Even their separation in 1988 was sealed with an elaborate performance. In a piece titled “The Lovers,” they walked towards each other along the Great Wall of China, starting at opposite ends and meeting in the middle. After covering some 4,000 kilometers (2485 miles), they said goodbye.
The separation inspired the artist to break new ground. In 1997, she performed a work in the international section of the Venice Biennale titled “Balkan Baroque,” a comment on the Yugoslav Wars, in which she spent seven hours a day washing a mountain of bloody cow bones. Her performance was awarded a Golden Lion.
Marina Abramovic laid bare the horrors of the Yugoslav Wars in “Balkan Baroque”
Since the 1990s, she has also been teaching her “Abramovic Method” to young performance artists. She moved to New York in 2000, where she developed theater pieces, performances and encounters with other artists, despite some local reticence to her work.
In “House with the Ocean View,” the artist spent 12 days in three open rooms in which she created an intimate relationship between herself and viewers.
The theme continued in a 2010 performance at New York’s Museum of Modern Art (MoMA), “The Artist is Present,” in which she locked eyes with audience members at a table from a wooden stool in which she sat for seven hours a day for 75 days — stars like Sharon Stone, Tilda Swinton, Björk and Lady Gaga made use of the chair.
Former lover Ulay, who she had not spoken to in years, famously showed up without warning and stared across at the star artist. They both cried. 
Performing “The Artist is Present” in 2010, at the Museum of Modern Art New York
In the decade since, her works have been characterized less by violence and more by asceticism and recollection.
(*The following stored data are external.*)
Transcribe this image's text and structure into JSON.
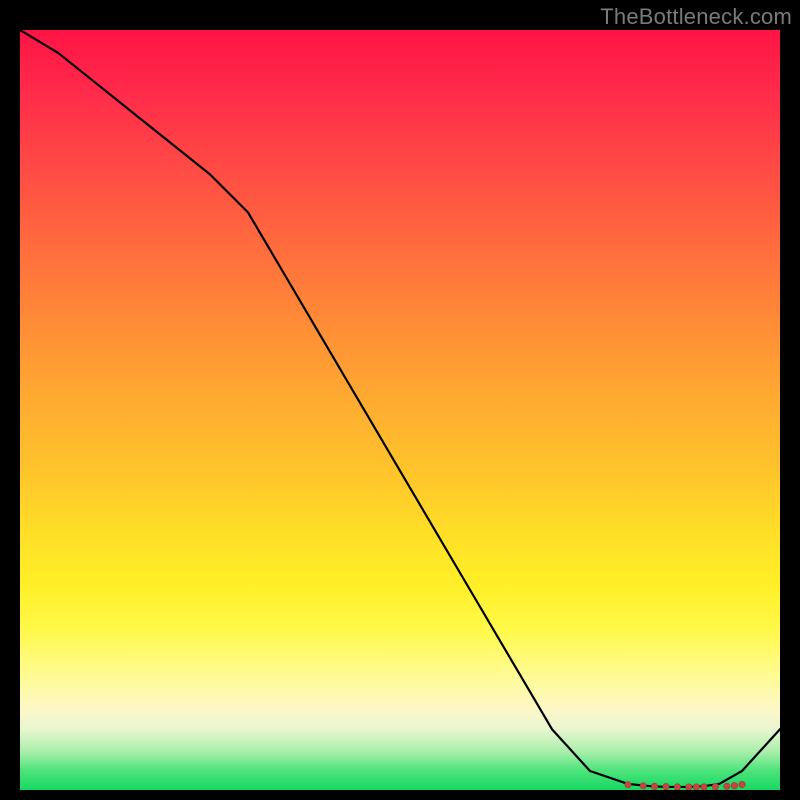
{
  "watermark": "TheBottleneck.com",
  "chart_data": {
    "type": "line",
    "title": "",
    "xlabel": "",
    "ylabel": "",
    "xlim": [
      0,
      100
    ],
    "ylim": [
      0,
      100
    ],
    "categories": [
      0,
      5,
      10,
      15,
      20,
      25,
      30,
      35,
      40,
      45,
      50,
      55,
      60,
      65,
      70,
      75,
      80,
      83,
      85,
      88,
      90,
      92,
      95,
      100
    ],
    "values": [
      100,
      97,
      93,
      89,
      85,
      81,
      76,
      67.5,
      59,
      50.5,
      42,
      33.5,
      25,
      16.5,
      8,
      2.5,
      0.8,
      0.5,
      0.4,
      0.4,
      0.5,
      0.8,
      2.5,
      8
    ],
    "markers": {
      "x": [
        80,
        82,
        83.5,
        85,
        86.5,
        88,
        89,
        90,
        91.5,
        93,
        94,
        95
      ],
      "y": [
        0.7,
        0.55,
        0.48,
        0.44,
        0.41,
        0.4,
        0.4,
        0.41,
        0.44,
        0.5,
        0.58,
        0.72
      ]
    },
    "background": "heat-gradient-red-to-green"
  }
}
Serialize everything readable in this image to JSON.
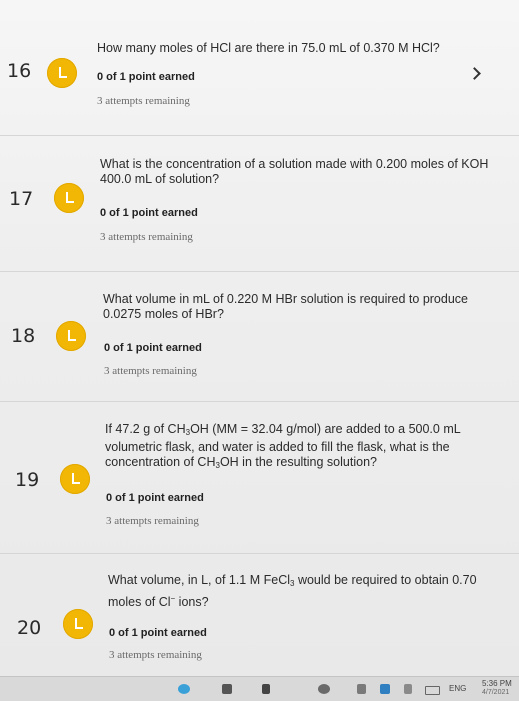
{
  "questions": [
    {
      "number": "16",
      "status_icon": "late-check-icon",
      "text_html": "How many moles of HCl are there in 75.0 mL of 0.370 M HCl?",
      "points": "0 of 1 point earned",
      "attempts": "3 attempts remaining"
    },
    {
      "number": "17",
      "status_icon": "late-check-icon",
      "text_html": "What is the concentration of a solution made with 0.200 moles of KOH 400.0 mL of solution?",
      "points": "0 of 1 point earned",
      "attempts": "3 attempts remaining"
    },
    {
      "number": "18",
      "status_icon": "late-check-icon",
      "text_html": "What volume in mL of 0.220 M HBr solution is required to produce 0.0275 moles of HBr?",
      "points": "0 of 1 point earned",
      "attempts": "3 attempts remaining"
    },
    {
      "number": "19",
      "status_icon": "late-check-icon",
      "text_html": "If 47.2 g of CH<sub>3</sub>OH (MM = 32.04 g/mol) are added to a 500.0 mL volumetric flask, and water is added to fill the flask, what is the concentration of CH<sub>3</sub>OH in the resulting solution?",
      "points": "0 of 1 point earned",
      "attempts": "3 attempts remaining"
    },
    {
      "number": "20",
      "status_icon": "late-check-icon",
      "text_html": "What volume, in L, of 1.1 M FeCl<sub>3</sub> would be required to obtain 0.70 moles of Cl<sup>−</sup> ions?",
      "points": "0 of 1 point earned",
      "attempts": "3 attempts remaining"
    }
  ],
  "nav": {
    "next_icon": "chevron-right-icon"
  },
  "taskbar": {
    "language": "ENG",
    "time": "5:36 PM",
    "date": "4/7/2021"
  },
  "colors": {
    "badge": "#f2b705",
    "background": "#efefef"
  }
}
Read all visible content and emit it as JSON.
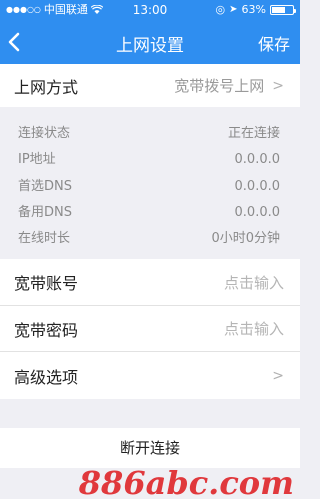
{
  "status_bar": {
    "carrier": "中国联通",
    "time": "13:00",
    "battery_percent": "63%",
    "battery_level": 0.63
  },
  "nav": {
    "title": "上网设置",
    "save_label": "保存"
  },
  "connection_type": {
    "label": "上网方式",
    "value": "宽带拨号上网"
  },
  "status_info": [
    {
      "key": "连接状态",
      "value": "正在连接"
    },
    {
      "key": "IP地址",
      "value": "0.0.0.0"
    },
    {
      "key": "首选DNS",
      "value": "0.0.0.0"
    },
    {
      "key": "备用DNS",
      "value": "0.0.0.0"
    },
    {
      "key": "在线时长",
      "value": "0小时0分钟"
    }
  ],
  "account": {
    "label": "宽带账号",
    "placeholder": "点击输入"
  },
  "password": {
    "label": "宽带密码",
    "placeholder": "点击输入"
  },
  "advanced": {
    "label": "高级选项"
  },
  "disconnect_label": "断开连接",
  "watermark": "886abc.com",
  "colors": {
    "header": "#2f8ef0",
    "background": "#efeff4",
    "watermark": "#e0383c"
  }
}
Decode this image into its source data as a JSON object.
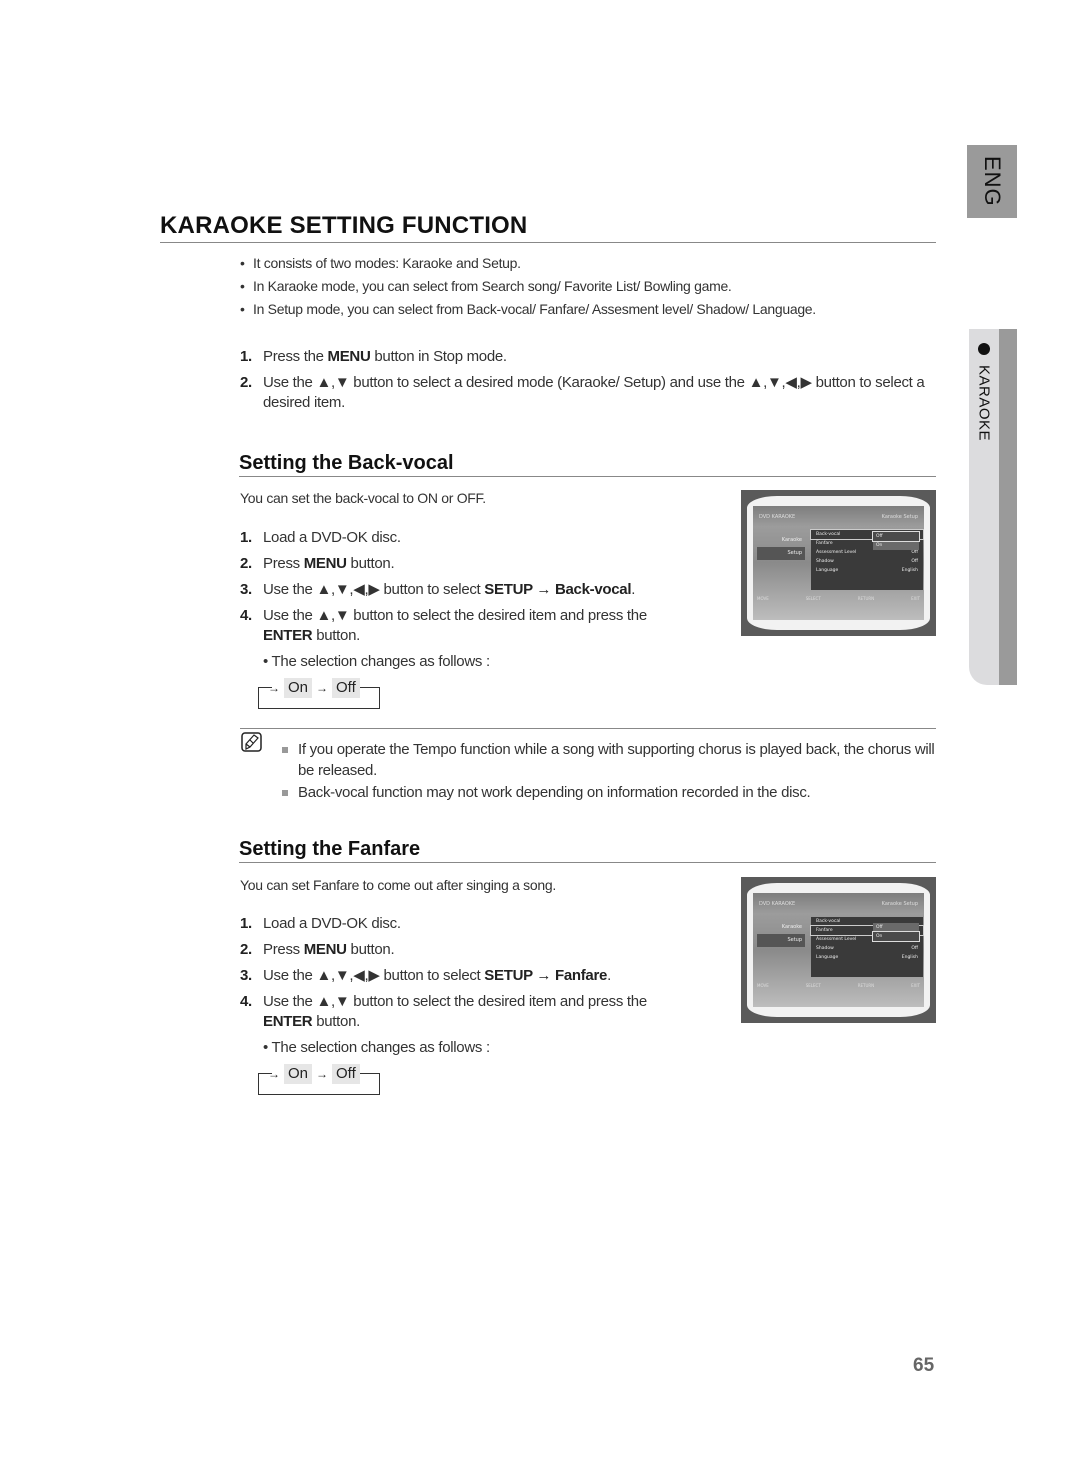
{
  "side_tabs": {
    "language": "ENG",
    "section": "KARAOKE"
  },
  "title": "KARAOKE SETTING FUNCTION",
  "intro_bullets": [
    "It consists of two modes: Karaoke and Setup.",
    "In Karaoke mode, you can select from Search song/ Favorite List/ Bowling game.",
    "In Setup mode, you can select from Back-vocal/ Fanfare/ Assesment level/ Shadow/ Language."
  ],
  "intro_steps": [
    {
      "num": "1.",
      "pre": "Press the ",
      "bold": "MENU",
      "post": " button in Stop mode."
    },
    {
      "num": "2.",
      "text": "Use the ▲,▼ button to select a desired mode (Karaoke/ Setup) and use the ▲,▼,◀,▶ button to select a desired item."
    }
  ],
  "sections": [
    {
      "title": "Setting the Back-vocal",
      "description": "You can set the back-vocal to ON or OFF.",
      "steps": [
        {
          "num": "1.",
          "text": "Load a DVD-OK disc."
        },
        {
          "num": "2.",
          "pre": "Press ",
          "bold": "MENU",
          "post": " button."
        },
        {
          "num": "3.",
          "pre": "Use the ▲,▼,◀,▶ button to select ",
          "bold": "SETUP → Back-vocal",
          "post": "."
        },
        {
          "num": "4.",
          "pre": "Use the ▲,▼ button to select the desired item and press the ",
          "bold": "ENTER",
          "post": " button."
        }
      ],
      "sub_bullet": "• The selection changes as follows :",
      "flow": {
        "a": "On",
        "b": "Off",
        "arrow": "→"
      },
      "screen": {
        "header_left": "DVD KARAOKE",
        "header_right": "Karaoke Setup",
        "left_menu": [
          "Karaoke",
          "Setup"
        ],
        "items": [
          {
            "label": "Back-vocal",
            "value": "Off"
          },
          {
            "label": "Fanfare",
            "value": ""
          },
          {
            "label": "Assessment Level",
            "value": "Off"
          },
          {
            "label": "Shadow",
            "value": "Off"
          },
          {
            "label": "Language",
            "value": "English"
          }
        ],
        "dropdown": [
          "Off",
          "On"
        ],
        "footer": [
          "MOVE",
          "SELECT",
          "RETURN",
          "EXIT"
        ]
      }
    },
    {
      "title": "Setting the Fanfare",
      "description": "You can set Fanfare to come out after singing a song.",
      "steps": [
        {
          "num": "1.",
          "text": "Load a DVD-OK disc."
        },
        {
          "num": "2.",
          "pre": "Press ",
          "bold": "MENU",
          "post": " button."
        },
        {
          "num": "3.",
          "pre": "Use the ▲,▼,◀,▶ button to select ",
          "bold": "SETUP → Fanfare",
          "post": "."
        },
        {
          "num": "4.",
          "pre": "Use the ▲,▼ button to select the desired item and press the ",
          "bold": "ENTER",
          "post": " button."
        }
      ],
      "sub_bullet": "• The selection changes as follows :",
      "flow": {
        "a": "On",
        "b": "Off",
        "arrow": "→"
      },
      "screen": {
        "header_left": "DVD KARAOKE",
        "header_right": "Karaoke Setup",
        "left_menu": [
          "Karaoke",
          "Setup"
        ],
        "items": [
          {
            "label": "Back-vocal",
            "value": ""
          },
          {
            "label": "Fanfare",
            "value": ""
          },
          {
            "label": "Assessment Level",
            "value": ""
          },
          {
            "label": "Shadow",
            "value": "Off"
          },
          {
            "label": "Language",
            "value": "English"
          }
        ],
        "dropdown": [
          "Off",
          "On"
        ],
        "footer": [
          "MOVE",
          "SELECT",
          "RETURN",
          "EXIT"
        ]
      }
    }
  ],
  "notes": [
    "If you operate the Tempo function while a song with supporting chorus is played back, the chorus will be released.",
    "Back-vocal function may not work depending on information recorded in the disc."
  ],
  "page_number": "65"
}
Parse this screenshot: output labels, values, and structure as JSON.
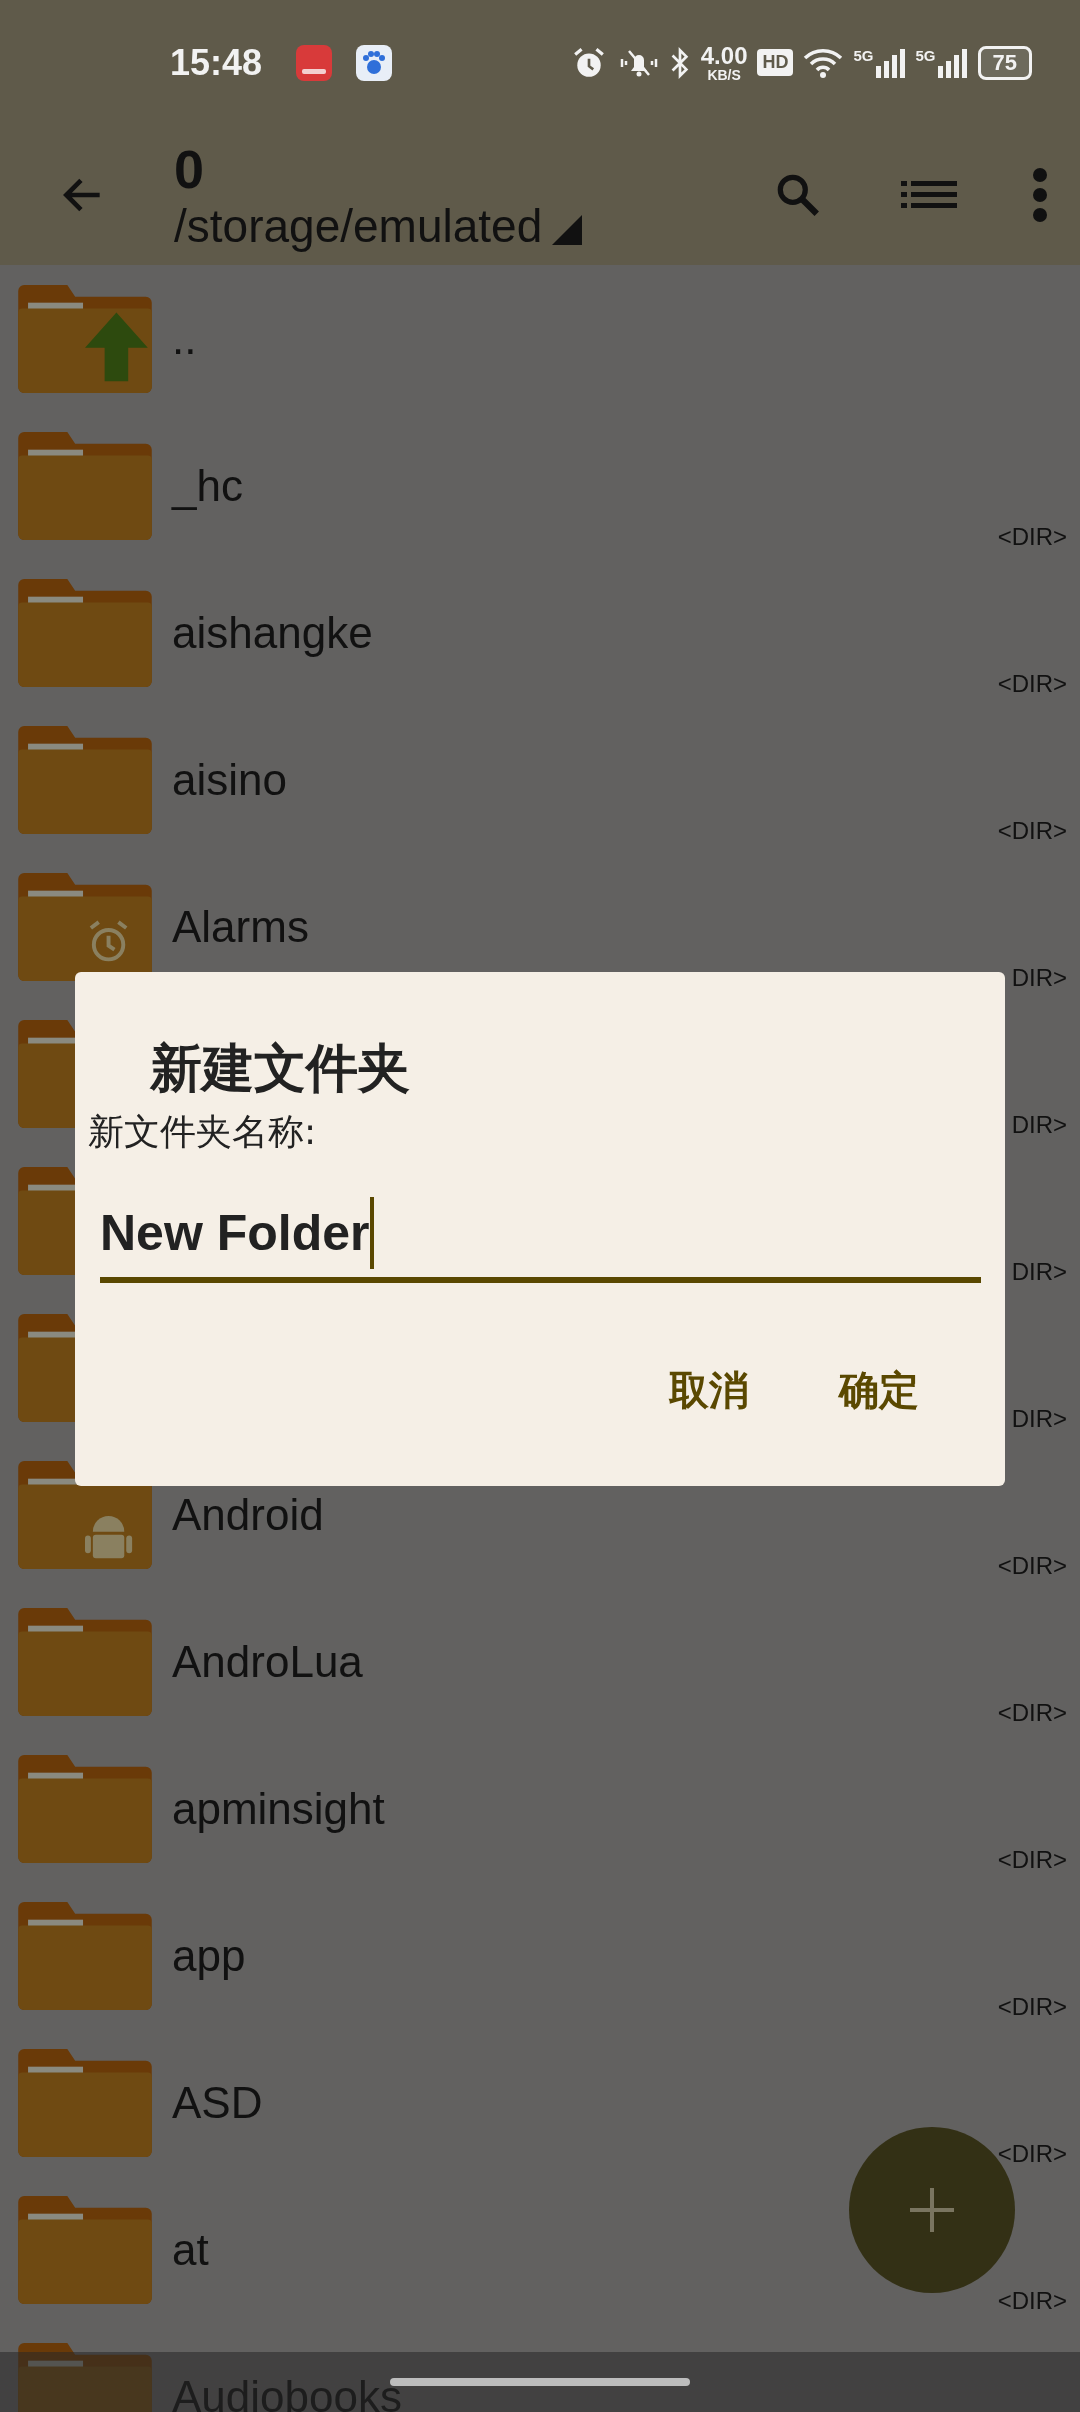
{
  "status_bar": {
    "time": "15:48",
    "notifications": [
      {
        "kind": "red-app"
      },
      {
        "kind": "paw-app"
      }
    ],
    "speed": "4.00",
    "speed_unit": "KB/S",
    "hd": "HD",
    "signals": [
      "5G",
      "5G"
    ],
    "battery": "75"
  },
  "app_bar": {
    "title": "0",
    "path": "/storage/emulated"
  },
  "files": [
    {
      "kind": "up",
      "name": ".."
    },
    {
      "kind": "folder",
      "name": "_hc",
      "tag": "<DIR>"
    },
    {
      "kind": "folder",
      "name": "aishangke",
      "tag": "<DIR>"
    },
    {
      "kind": "folder",
      "name": "aisino",
      "tag": "<DIR>"
    },
    {
      "kind": "alarm-folder",
      "name": "Alarms",
      "tag": "DIR>"
    },
    {
      "kind": "folder",
      "tag": "DIR>"
    },
    {
      "kind": "folder",
      "tag": "DIR>"
    },
    {
      "kind": "folder",
      "tag": "DIR>"
    },
    {
      "kind": "android-folder",
      "name": "Android",
      "tag": "<DIR>"
    },
    {
      "kind": "folder",
      "name": "AndroLua",
      "tag": "<DIR>"
    },
    {
      "kind": "folder",
      "name": "apminsight",
      "tag": "<DIR>"
    },
    {
      "kind": "folder",
      "name": "app",
      "tag": "<DIR>"
    },
    {
      "kind": "folder",
      "name": "ASD",
      "tag": "<DIR>"
    },
    {
      "kind": "folder",
      "name": "at",
      "tag": "<DIR>"
    },
    {
      "kind": "folder",
      "name": "Audiobooks"
    }
  ],
  "dialog": {
    "title": "新建文件夹",
    "label": "新文件夹名称:",
    "value": "New Folder",
    "buttons": [
      "取消",
      "确定"
    ]
  }
}
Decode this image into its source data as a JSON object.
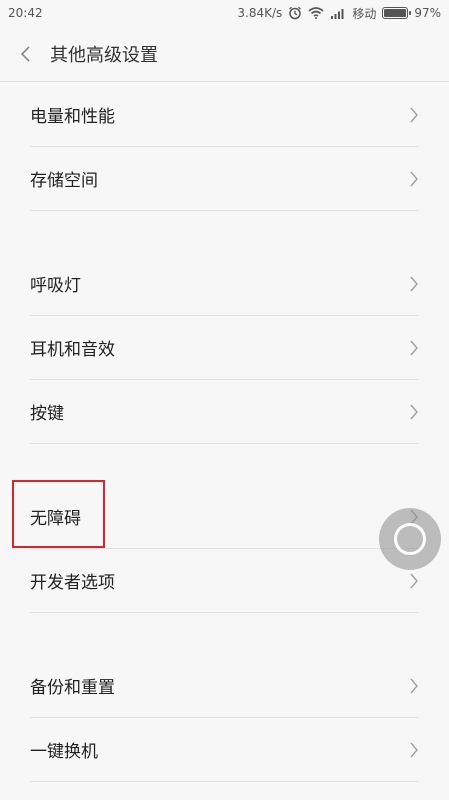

Her method is based on a mix of various esoteric and eastern relaxation and meditation exercises. She spends every year’s end in a monastery in India to meditate and recharge her batteries. “We have to create situations where our bodies are healthy and function well,” she said. 
The Serbian artist has been accused of trying to evolve from artist to shaman, though she has also suffered much worse throughout a provocative career. In 2018, for instance, she was attacked with a portrait of herself while she held a book signing for, “Marina Abramovic Interviews 1976-2018,” in Florence, Italy. After the incident, she returned to her hometown of Belgrade to kick off her retrospective “The Cleaner.”
The artist performed “7 Deaths of Maria Callas” in September 2021, at the Greek National Opera
In 2020, the artist debuted the operatic project, “7 Deaths of Maria Callas,” at Munich’s Bayerische Staatsoper. In it, she re-enacted seven of Callas’ most famous on-stage deaths. “Like many of the opera heroines she created on stage, she, too, died of love. She died of a broken heart,” said Abramovic of the star — whom she greatly admired. 
When considering her own legacy this November, Abramovic told Interview Magazine, “I really think that one important thing is that I am one of the people responsible for making performance art into mainstream art.” 
“You need night to understand yourself,” Abramovic told DW on the occasion of her 70th birthday. “Getting older means getting wiser,” she added. “You know that you’re going to the last part of your life and that you have to concentrate on the most important things. And I’ve decided to be happy.”